Belonging to a large study project on the extraprostatic expression of PSA, we undertook the present study to evaluate the presence of PSA in human BM hematopoietic stem/progenitor cells from a healthy adult donor, who gave written informed consent. He was without clinical findings referable to the prostate and did not take any medication during the preceding 6 months. The BM sample was enriched in mononuclear cells, and the CD-34+ or CD-34- subpopulations were purified by immunomagnetic separation (9). The BM cells were then lysed immediately, and the supernates were assayed for PSA content and analyzed by Western blot (10). The ultrastructural immunolocalization of PSA in BM cells was performed as described previously (10). The results, reported as the mean ± SE of at least three independent experiments performed in triplicate, were analyzed statistically with the Stat-View, Ver. 4, package (Abacus Concepts) on a Macintosh Power PC (Apple). Significance was established as P <0.05.

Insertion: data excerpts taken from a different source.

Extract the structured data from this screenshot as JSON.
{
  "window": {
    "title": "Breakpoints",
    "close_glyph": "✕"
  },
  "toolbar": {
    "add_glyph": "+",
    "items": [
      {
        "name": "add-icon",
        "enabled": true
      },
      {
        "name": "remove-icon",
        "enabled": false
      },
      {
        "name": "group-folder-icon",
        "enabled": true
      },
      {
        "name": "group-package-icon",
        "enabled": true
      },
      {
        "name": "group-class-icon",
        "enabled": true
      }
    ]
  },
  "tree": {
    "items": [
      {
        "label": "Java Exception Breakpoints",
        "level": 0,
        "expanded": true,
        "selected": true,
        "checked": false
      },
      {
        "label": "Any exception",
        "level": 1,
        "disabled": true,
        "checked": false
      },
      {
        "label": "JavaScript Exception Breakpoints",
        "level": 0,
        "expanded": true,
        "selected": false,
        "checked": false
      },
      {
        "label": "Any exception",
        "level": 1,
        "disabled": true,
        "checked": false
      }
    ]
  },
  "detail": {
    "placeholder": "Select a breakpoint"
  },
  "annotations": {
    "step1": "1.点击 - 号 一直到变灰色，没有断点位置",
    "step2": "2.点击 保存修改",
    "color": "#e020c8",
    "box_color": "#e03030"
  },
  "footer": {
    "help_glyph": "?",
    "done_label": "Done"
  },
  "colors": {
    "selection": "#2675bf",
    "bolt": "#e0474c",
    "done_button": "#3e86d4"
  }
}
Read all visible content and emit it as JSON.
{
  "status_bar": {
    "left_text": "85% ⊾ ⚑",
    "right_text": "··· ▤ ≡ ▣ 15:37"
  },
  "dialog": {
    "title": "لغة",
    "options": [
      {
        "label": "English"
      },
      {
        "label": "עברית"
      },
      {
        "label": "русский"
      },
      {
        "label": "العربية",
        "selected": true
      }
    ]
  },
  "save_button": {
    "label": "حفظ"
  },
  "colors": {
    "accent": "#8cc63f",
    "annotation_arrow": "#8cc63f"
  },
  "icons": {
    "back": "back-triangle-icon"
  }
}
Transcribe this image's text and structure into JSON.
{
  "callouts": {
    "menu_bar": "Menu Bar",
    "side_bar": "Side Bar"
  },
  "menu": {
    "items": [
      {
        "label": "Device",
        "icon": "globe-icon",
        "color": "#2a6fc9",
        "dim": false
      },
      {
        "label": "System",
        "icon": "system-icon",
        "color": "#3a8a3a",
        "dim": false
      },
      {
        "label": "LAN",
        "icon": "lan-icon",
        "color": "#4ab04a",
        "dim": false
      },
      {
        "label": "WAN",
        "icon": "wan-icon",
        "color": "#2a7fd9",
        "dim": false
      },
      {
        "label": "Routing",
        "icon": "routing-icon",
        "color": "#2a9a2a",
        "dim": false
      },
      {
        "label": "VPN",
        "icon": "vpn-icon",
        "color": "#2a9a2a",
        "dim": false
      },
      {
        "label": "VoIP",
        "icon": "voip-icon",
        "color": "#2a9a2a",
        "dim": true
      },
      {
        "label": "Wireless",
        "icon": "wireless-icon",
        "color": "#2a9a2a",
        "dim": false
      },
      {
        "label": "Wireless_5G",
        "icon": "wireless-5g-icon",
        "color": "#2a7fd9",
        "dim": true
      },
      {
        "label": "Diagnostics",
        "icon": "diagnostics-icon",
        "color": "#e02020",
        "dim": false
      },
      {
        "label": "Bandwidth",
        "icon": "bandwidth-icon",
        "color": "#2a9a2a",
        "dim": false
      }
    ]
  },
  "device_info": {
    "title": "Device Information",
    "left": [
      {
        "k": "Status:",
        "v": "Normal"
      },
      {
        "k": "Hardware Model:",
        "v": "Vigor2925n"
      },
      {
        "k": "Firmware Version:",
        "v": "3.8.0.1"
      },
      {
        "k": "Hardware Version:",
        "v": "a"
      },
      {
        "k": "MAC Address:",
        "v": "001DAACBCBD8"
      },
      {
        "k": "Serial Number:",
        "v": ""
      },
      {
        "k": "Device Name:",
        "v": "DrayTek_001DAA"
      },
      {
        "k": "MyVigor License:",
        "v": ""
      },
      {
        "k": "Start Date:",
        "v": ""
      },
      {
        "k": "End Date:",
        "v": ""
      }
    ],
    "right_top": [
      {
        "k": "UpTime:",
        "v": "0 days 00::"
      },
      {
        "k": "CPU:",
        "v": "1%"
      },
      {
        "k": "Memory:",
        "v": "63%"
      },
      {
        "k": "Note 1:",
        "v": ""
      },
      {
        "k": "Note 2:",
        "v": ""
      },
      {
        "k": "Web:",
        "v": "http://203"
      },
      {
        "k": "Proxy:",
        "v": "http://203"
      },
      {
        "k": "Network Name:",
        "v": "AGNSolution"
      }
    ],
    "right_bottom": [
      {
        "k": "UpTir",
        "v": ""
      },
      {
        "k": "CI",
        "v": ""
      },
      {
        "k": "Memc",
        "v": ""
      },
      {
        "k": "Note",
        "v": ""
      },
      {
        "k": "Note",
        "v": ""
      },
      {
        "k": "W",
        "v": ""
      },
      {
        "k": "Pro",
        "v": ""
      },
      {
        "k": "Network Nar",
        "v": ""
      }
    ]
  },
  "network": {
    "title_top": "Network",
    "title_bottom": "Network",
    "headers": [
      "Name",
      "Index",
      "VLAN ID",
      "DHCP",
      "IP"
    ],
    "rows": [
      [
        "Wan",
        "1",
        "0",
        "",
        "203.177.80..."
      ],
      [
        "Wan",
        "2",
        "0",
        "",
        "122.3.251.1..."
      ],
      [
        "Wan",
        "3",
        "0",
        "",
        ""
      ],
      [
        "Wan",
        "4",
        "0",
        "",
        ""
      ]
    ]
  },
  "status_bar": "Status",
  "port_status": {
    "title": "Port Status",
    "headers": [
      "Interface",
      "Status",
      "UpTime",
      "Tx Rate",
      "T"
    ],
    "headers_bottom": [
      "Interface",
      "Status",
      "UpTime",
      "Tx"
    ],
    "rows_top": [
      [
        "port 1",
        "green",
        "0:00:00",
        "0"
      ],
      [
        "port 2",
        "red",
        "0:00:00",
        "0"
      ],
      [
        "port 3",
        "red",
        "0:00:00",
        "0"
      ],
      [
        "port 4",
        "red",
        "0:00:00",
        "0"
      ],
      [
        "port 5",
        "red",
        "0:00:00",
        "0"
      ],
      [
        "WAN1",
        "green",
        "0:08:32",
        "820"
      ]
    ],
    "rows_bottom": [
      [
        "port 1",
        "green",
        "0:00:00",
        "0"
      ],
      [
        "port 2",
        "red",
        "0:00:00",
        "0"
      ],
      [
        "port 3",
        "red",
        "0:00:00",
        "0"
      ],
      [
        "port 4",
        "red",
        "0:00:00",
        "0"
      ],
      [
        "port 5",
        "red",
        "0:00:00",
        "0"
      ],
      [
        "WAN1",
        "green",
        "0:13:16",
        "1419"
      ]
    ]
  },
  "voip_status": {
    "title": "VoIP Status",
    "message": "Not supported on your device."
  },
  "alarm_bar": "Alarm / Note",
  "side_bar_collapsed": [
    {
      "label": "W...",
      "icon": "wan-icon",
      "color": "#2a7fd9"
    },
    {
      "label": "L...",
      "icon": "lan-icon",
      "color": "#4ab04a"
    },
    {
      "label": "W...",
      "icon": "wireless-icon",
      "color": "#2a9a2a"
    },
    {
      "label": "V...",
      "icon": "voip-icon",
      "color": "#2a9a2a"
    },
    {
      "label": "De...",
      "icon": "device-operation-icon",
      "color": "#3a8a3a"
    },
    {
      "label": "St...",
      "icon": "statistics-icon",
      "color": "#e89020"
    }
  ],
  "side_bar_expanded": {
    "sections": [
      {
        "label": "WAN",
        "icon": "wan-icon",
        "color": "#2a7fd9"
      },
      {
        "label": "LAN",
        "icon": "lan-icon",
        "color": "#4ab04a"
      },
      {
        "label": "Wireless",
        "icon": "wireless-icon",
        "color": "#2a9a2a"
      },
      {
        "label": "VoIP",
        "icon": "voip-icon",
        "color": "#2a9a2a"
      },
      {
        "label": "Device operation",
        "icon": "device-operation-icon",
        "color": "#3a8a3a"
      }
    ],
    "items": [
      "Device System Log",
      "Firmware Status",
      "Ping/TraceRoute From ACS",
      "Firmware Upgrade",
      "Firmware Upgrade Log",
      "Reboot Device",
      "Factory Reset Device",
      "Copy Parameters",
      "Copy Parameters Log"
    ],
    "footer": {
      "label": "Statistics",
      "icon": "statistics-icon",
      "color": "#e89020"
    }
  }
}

The total-PSA content in extracts from CD-34- cells was significantly higher than that found in CD-34+ cells (0.208 ± 0.024 ng/107 cells and 0.072 ± 0.006 ng/107 cells, respectively; n = 9; P <0.0001, paired t-test). The subpopulations of BM cells also showed a marked difference for free PSA (77% vs 18% for CD-34+ and CD-34- cells, respectively). The linear correlation between PSA concentration and dilution (r2 = 0.96) demonstrated that the cell matrix did not affect PSA analysis.
Western-blot analysis confirmed the quantitative results. The electron microscopic examination of immunolabeled CD-34- cells displayed a specific cytoplasmic PSA distribution, localized mainly on small vesicles, whereas CD-34+ cells showed only a negligible signal.
The different patterns of PSA expression in CD-34+ or CD-34- cells may reflect different characteristics of these cell subpopulations; in fact, BM cells represent a quite heterogeneous cell population (9).
Our present findings are in agreement with the previously reported PSA detection in BM and peripheral blood mononuclear cells from healthysubjects (2)(3)(4), confirming that these cells can express PSA and that PSA in BM may not represent hematogenous micrometastases (3)(6). Similarly, human leukemic cell lines have been demonstrated to produce/secrete PSA (2)(11).
Although the biological and physiological roles of PSA in BM progenitor/stem cells remain unknown, the presence of PSA in these cells of nonprostatic origin further supports the hypothesis about possible extraprostatic functions of this protease in nonpathologic conditions and should be taken into consideration when using methods to detect hematogenous micrometastases (7)(8).